Les autres types de traitement, destinés notamment aux usagers de cannabis ou de cocaïne, ont eux aussi connu une croissance rapide. Il s'agit avant tout de traitements ambulatoires combinés à une approche psychosociale. En effet, au contraire de la méthadone et de la buprénorphine haut dosage pour le traitement de la dépendance à l'héroïne, aucune molécule spécifique n'a montré d'efficacité pour le cannabis et la cocaïne.

Il est difficile de mesurer avec précision l'offre européenne de prévention. On peut toutefois en tracer les grandes lignes. Malgré les doutes qui pèsent sur leur efficacité, les interventions ponctuelles visant à informer les jeunes sur les dangers des drogues restent très largement majoritaires. En revanche, les programmes qui ont montré leur capacité à réduire la consommation de drogue – principalement des interventions structurées visant à améliorer les compétences sociales et à modifier certaines perceptions chez les jeunes – sont encore très rares.

La prévention sélective est également peu développée. Au lieu de s'adresser à l'ensemble des jeunes, y compris à ceux qui n'ont pas du tout l'intention de consommer des drogues, elle vise des populations à risque – jeunes en situation d'échec scolaire, jeunes délinquants, habitants de quartiers défavorisés –, chez qui la prévalence de la consommation de drogue est plus élevée. Quelques programmes néanmoins, conduits dans le domaine de la justice, se diffusent progressivement à l'échelle européenne.

Au bout du compte, les mesures phares mises en place en Europe au profit de la réduction des risques sont les traitements de substitution, déjà évoqués, et les programmes d'échange de seringues. Entre 40 et 100 millions de seringues stériles seraient échangées ou distribuées chaque année en Europe, soit en moyenne 80 seringues stériles par an et par injecteur.

Parmi les autres mesures, on peut citer la mise à disposition d'informations pour prévenir les infections ou les surdoses. Par ailleurs, depuis peu, un nombre restreint de pays teste la distribution de naloxone – un antagoniste qui permet d'interrompre l'action de la morphine – aux usagers de drogues et à leurs proches afin de leur permettre d'intervenir en cas de surdose.

Quatre pays de l'Union européenne – Allemagne, Pays-Bas, Luxembourg et Espagne – ainsi que la Norvège et la Suisse ont aussi accepté la mise en place de locaux de consommation supervisés.

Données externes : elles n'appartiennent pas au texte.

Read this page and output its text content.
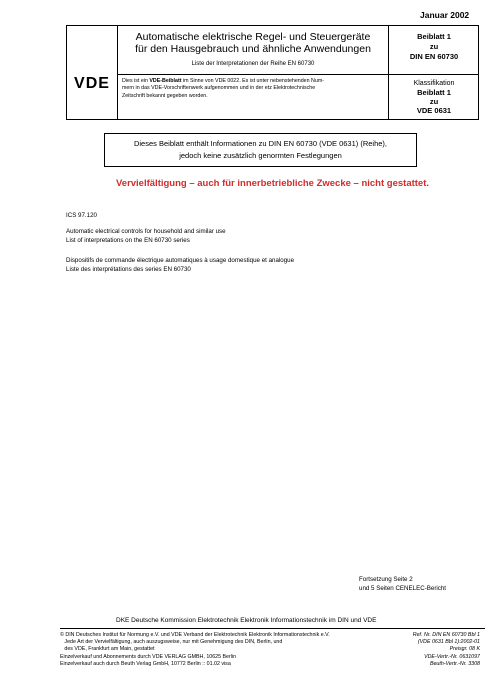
Januar 2002
VDE
Automatische elektrische Regel- und Steuergeräte
für den Hausgebrauch und ähnliche Anwendungen
Liste der Interpretationen der Reihe EN 60730
Dies ist ein VDE-Beiblatt im Sinne von VDE 0022. Es ist unter nebenstehenden Num-
mern in das VDE-Vorschriftenwerk aufgenommen und in der etz Elektrotechnische
Zeitschrift bekannt gegeben worden.
Beiblatt 1
zu
DIN EN 60730
Klassifikation
Beiblatt 1
zu
VDE 0631
Dieses Beiblatt enthält Informationen zu DIN EN 60730 (VDE 0631) (Reihe),
jedoch keine zusätzlich genormten Festlegungen
Vervielfältigung – auch für innerbetriebliche Zwecke – nicht gestattet.
ICS 97.120
Automatic electrical controls for household and similar use
List of interpretations on the EN 60730 series
Dispositifs de commande électrique automatiques à usage domestique et analogue
Liste des interprétations des series EN 60730
Fortsetzung Seite 2
und 5 Seiten CENELEC-Bericht
DKE Deutsche Kommission Elektrotechnik Elektronik Informationstechnik im DIN und VDE
© DIN Deutsches Institut für Normung e.V. und VDE Verband der Elektrotechnik Elektronik Informationstechnik e.V.
Jede Art der Vervielfältigung, auch auszugsweise, nur mit Genehmigung des DIN, Berlin, und
des VDE, Frankfurt am Main, gestattet
Einzelverkauf und Abonnements durch VDE VERLAG GMBH, 10625 Berlin
Einzelverkauf auch durch Beuth Verlag GmbH, 10772 Berlin :: 01.02 visa
Ref. Nr. DIN EN 60730 Bbl 1
(VDE 0631 Bbl 1):2002-01
Preisgr. 08 K
VDE-Vertr.-Nr. 0631097
Beuth-Vertr.-Nr. 3308
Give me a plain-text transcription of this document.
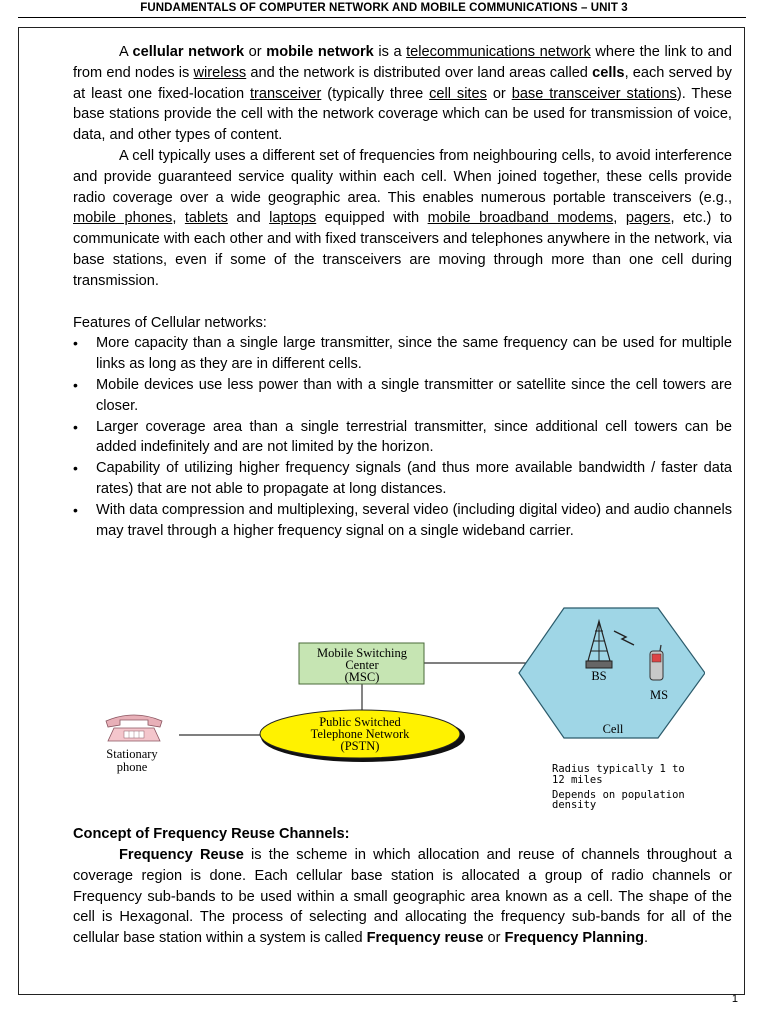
FUNDAMENTALS OF COMPUTER NETWORK AND MOBILE COMMUNICATIONS – UNIT 3

A cellular network or mobile network is a telecommunications network where the link to and from end nodes is wireless and the network is distributed over land areas called cells, each served by at least one fixed-location transceiver (typically three cell sites or base transceiver stations). These base stations provide the cell with the network coverage which can be used for transmission of voice, data, and other types of content.

A cell typically uses a different set of frequencies from neighbouring cells, to avoid interference and provide guaranteed service quality within each cell. When joined together, these cells provide radio coverage over a wide geographic area. This enables numerous portable transceivers (e.g., mobile phones, tablets and laptops equipped with mobile broadband modems, pagers, etc.) to communicate with each other and with fixed transceivers and telephones anywhere in the network, via base stations, even if some of the transceivers are moving through more than one cell during transmission.

Features of Cellular networks:

• More capacity than a single large transmitter, since the same frequency can be used for multiple links as long as they are in different cells.
• Mobile devices use less power than with a single transmitter or satellite since the cell towers are closer.
• Larger coverage area than a single terrestrial transmitter, since additional cell towers can be added indefinitely and are not limited by the horizon.
• Capability of utilizing higher frequency signals (and thus more available bandwidth / faster data rates) that are not able to propagate at long distances.
• With data compression and multiplexing, several video (including digital video) and audio channels may travel through a higher frequency signal on a single wideband carrier.
Mobile Switching
Center
(MSC)
Public Switched
Telephone Network
(PSTN)
Stationary
phone
BS
MS
Cell
Radius typically 1 to
12 miles
Depends on population
density
Concept of Frequency Reuse Channels:

Frequency Reuse is the scheme in which allocation and reuse of channels throughout a coverage region is done. Each cellular base station is allocated a group of radio channels or Frequency sub-bands to be used within a small geographic area known as a cell. The shape of the cell is Hexagonal. The process of selecting and allocating the frequency sub-bands for all of the cellular base station within a system is called Frequency reuse or Frequency Planning.

1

Un peu moins de quatre-vingt-dix de ces structures ont été ouvertes en Europe dans environ soixante villes. Leur objectif est en général double : réduire non seulement les risques liés à l'injection de drogues, mais aussi les nuisances publiques, notamment la consommation de drogues dans certaines rues ou certains quartiers.

Enfin, différentes études ont montré que la population carcérale affichait souvent une prévalence élevée de consommation de drogues, avant, mais aussi parfois durant l'incarcération. Alors même que le milieu carcéral peut constituer une bonne opportunité de prise en charge des problèmes de drogue, l'accessibilité des services de traitement et de réduction des risques y est souvent faible. En outre, le taux de mortalité des consommateurs de drogues à la sortie de la prison est extrêmement élevé ; l'une des raisons en est le manque de suivi thérapeutique immédiat après la fin de l'incarcération. Il est donc possible dans ce domaine d'améliorer les réponses aux problèmes de toxicomanie. Des efforts sont en cours à l'échelle européenne.